Did you know that seeing people similar to you doing something lets you know that you can do it too? That’s why it’s so important to have diverse role-models to emulate both in fiction and in real life.

Did you know that women who progam end up outdoing their male counterparts or abandoning the field because they have to put up with more bullshit to be given their dues? For example: Unity, the engine that many in the community use to develop their videogames, employs a woman, Na’Tosha Bard, as Lead of Engineering Tools. She was also in charge of porting the engine to Linux. Want to know something more? She’s also sick of misogyny in the industry. If you’ve got the time for a quick search, you will find many talented women in the industry. If you think they don’t exist it’s because you haven’t looked.

 SMBC
SMBC

Did you know that until the ‘80s there was an even number of men and women in computer science, but that the parity was lost due to marketing? When the first personal computers came out, those that worked in marketing decided to advertise them as a thing for boys, and the notion was created that programming was a masculine thing and the parity of men and women in computer science came crumbling down.

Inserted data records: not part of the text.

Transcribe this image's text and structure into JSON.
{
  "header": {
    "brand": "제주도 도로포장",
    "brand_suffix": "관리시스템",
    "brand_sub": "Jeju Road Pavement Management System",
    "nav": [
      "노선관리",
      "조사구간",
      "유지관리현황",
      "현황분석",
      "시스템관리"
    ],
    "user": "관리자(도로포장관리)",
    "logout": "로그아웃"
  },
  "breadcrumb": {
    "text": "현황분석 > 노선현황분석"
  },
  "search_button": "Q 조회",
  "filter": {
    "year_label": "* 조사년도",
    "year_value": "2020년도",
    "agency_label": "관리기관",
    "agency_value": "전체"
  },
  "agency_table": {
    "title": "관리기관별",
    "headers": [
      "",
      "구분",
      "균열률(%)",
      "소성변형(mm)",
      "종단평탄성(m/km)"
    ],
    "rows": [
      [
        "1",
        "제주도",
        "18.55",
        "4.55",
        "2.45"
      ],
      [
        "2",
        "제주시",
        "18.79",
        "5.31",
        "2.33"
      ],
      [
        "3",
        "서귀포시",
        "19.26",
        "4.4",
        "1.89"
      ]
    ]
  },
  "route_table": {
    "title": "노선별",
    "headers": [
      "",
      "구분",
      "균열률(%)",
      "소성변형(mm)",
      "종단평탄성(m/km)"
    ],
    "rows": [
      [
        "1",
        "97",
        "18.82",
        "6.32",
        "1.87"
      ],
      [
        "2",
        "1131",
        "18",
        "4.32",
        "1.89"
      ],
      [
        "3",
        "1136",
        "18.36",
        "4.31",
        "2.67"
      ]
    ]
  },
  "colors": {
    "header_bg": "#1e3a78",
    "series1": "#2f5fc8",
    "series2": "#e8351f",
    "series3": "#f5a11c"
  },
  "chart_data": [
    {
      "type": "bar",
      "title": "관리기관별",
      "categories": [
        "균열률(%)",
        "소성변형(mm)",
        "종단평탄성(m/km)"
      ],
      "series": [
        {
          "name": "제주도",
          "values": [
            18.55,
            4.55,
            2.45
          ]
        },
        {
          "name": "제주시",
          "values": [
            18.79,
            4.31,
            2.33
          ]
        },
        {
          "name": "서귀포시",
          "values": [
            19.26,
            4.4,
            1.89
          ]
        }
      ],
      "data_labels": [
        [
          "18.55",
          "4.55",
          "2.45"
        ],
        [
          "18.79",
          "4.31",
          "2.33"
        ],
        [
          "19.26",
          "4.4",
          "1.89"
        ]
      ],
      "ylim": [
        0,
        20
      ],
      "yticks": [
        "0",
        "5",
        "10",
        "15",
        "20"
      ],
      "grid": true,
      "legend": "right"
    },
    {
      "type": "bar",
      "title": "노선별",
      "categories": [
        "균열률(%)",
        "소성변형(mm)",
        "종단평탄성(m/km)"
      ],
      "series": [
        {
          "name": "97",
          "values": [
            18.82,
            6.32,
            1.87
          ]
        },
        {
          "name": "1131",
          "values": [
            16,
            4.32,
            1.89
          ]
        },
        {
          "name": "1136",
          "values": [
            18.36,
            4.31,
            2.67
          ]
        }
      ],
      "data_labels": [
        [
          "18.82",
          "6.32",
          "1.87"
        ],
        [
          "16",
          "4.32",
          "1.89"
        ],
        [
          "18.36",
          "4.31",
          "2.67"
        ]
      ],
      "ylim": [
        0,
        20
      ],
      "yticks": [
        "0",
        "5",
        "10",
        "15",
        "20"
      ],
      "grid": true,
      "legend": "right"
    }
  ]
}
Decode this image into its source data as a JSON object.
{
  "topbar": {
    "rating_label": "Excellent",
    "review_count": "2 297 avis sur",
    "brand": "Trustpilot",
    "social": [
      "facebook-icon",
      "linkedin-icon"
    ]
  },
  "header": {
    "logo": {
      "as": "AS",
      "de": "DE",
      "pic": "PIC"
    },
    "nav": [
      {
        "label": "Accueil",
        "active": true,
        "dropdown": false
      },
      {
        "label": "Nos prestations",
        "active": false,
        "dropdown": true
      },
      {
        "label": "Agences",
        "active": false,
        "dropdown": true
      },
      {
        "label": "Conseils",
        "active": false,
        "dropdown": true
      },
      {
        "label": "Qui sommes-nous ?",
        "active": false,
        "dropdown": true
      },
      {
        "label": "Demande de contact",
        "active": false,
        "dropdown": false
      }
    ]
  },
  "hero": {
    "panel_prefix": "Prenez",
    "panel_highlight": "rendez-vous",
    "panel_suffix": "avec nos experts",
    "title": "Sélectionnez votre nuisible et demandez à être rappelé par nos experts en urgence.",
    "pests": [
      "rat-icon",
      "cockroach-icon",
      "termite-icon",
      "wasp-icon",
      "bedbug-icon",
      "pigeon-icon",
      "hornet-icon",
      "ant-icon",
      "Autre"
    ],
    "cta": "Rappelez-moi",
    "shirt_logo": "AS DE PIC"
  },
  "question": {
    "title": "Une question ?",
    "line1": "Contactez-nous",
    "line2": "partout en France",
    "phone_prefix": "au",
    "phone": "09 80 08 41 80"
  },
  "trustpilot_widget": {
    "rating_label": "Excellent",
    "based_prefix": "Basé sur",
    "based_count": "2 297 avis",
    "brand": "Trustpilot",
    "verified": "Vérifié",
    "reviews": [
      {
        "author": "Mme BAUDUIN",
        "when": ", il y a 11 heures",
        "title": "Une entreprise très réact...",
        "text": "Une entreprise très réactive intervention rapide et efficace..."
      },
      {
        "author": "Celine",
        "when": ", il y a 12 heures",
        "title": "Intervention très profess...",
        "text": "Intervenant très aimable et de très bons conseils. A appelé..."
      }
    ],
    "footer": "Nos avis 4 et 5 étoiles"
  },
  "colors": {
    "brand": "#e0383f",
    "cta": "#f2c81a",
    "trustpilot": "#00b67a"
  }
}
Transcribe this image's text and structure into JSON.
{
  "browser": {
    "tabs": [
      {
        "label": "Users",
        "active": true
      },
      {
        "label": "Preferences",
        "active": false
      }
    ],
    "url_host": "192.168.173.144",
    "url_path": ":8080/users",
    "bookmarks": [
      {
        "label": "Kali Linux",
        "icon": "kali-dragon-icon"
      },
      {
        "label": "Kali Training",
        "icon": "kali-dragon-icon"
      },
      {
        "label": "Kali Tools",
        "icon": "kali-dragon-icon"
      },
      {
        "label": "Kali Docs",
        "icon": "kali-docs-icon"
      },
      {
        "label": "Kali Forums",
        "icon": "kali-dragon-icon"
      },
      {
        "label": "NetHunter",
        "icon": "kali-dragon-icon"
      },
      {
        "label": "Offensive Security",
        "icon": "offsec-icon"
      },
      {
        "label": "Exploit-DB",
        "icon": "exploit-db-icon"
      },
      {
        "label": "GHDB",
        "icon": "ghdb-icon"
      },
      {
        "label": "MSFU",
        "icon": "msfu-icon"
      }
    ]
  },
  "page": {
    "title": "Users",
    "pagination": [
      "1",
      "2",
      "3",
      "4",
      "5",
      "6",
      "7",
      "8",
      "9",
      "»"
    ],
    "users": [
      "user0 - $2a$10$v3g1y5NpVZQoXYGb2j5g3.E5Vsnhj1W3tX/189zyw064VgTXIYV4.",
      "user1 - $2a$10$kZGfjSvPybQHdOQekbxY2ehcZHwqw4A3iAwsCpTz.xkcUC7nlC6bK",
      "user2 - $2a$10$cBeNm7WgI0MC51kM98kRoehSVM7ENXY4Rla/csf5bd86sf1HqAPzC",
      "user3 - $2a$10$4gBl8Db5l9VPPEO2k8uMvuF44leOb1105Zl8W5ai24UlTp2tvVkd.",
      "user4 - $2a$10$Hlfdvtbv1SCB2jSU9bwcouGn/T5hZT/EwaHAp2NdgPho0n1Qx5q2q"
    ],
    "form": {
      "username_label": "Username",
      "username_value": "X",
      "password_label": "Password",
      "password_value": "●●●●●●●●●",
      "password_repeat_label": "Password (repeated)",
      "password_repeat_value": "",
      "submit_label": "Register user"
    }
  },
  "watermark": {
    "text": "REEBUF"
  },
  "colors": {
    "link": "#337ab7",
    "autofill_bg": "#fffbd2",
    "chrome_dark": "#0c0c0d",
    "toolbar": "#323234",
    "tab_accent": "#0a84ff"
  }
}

Lastly, did you know women have been defending their right to equality for centuries now? We had to defend our right to have an equal education, our right to vote — that is to say, basic rights that anyone and everyone should have. Did you know that the current arguments against diversity are very similar to those used to assault and devalue women’s suffrage and their access to an equal education? Do you really want to behave like people from the last century?

 

Existential Comics
Existential Comics

Videogames are art and a form of expression; they tell us stories. Each one of us is capable of being the best narrator of our own stories, unique and unrepeatable. When we leave someone without the possibility of expressing themselves, we all lose. Standing against diversity in the industry is standing against people expressing themselves.